Dori stores its runtime state in `~/.dori`:

```text
~/.dori/
|-- DORI.md
|-- .manifest.json
|-- .history
|-- skills/
`-- scripts/
```

`dori init` copies the bundled boilerplate into that directory and asks you to choose:

- a reminders backend
- a search backend

`dori update` refreshes managed files that still match their last installed hash and preserves files you have edited locally.

The TUI stores the last 100 submitted messages in `.history` so you can recall them with `↑` and `↓` in new sessions.

## Search Backends

Search defaults to DDGS for zero-key web answers.
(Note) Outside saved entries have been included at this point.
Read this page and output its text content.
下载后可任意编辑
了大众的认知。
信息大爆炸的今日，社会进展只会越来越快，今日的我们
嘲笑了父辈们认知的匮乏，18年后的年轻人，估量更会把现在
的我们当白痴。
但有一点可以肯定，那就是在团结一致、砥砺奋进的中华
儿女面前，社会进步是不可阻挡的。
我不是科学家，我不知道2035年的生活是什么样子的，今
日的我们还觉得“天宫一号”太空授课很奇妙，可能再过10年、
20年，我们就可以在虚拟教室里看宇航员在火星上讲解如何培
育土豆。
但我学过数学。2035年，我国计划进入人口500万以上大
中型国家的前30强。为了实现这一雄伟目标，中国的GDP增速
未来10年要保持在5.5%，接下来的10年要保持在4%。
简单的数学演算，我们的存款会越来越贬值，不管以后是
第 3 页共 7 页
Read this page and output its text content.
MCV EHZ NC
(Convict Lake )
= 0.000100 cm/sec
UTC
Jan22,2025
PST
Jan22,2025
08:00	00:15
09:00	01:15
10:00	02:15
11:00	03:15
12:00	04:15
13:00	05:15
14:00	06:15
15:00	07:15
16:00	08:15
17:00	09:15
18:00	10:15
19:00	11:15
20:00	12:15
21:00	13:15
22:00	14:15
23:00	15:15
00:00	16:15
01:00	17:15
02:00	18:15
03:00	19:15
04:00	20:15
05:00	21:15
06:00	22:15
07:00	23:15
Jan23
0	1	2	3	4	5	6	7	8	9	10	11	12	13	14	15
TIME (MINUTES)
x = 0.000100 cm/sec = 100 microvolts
For Tavily-backed search, export:

```bash
export TAVILY_API_KEY="tvly-..."
```

For DDGS-backed search, Dori uses a local Ollama model to synthesize an English answer from retrieved evidence. Override that model with:

```bash
export DORI_WEB_MODEL="llama3.1:8b"
```

Both search backends return a direct answer followed by `Sources:` and two or three URLs.

## Better Prompts With Ctrl+T

Small local models often respond better to English prompts. The TUI includes a built-in translation shortcut:

- press `Ctrl+T` while writing a message
- Dori translates your draft into natural English before sending it

It tries to preserve code, commands, flags, file paths, URLs, identifiers, and quoted literals.

## Extending Dori

The main customization story is intentionally simple:

1. add a skill Markdown file under `~/.dori/skills/`
2. add a same-named Python script under `~/.dori/scripts/`
3. make the script read the JSON payload and print a clear result

This makes Dori easier to inspect and evolve than systems that hide everything behind a large prompt or a complex agent runtime.

## Development Notes

- Public packaging and CLI surface are `dori`
- Internal modules live under the `dori` package
- Boilerplate and onboarding text should refer to Dori

## Tests

Run the default test suite:

```bash
poetry run pytest
```

Integration tests that call Ollama are skipped by default. To run them, make sure Ollama is running and `llama3.1:8b` is installed:

```bash
ollama pull llama3.1:8b
DORI_RUN_OLLAMA_INTEGRATION=1 poetry run pytest tests/test_ollama_integration.py
```

The Ollama integration tests use `llama3.1:8b` with `seed: 42` and `temperature: 0` for predictable routing checks.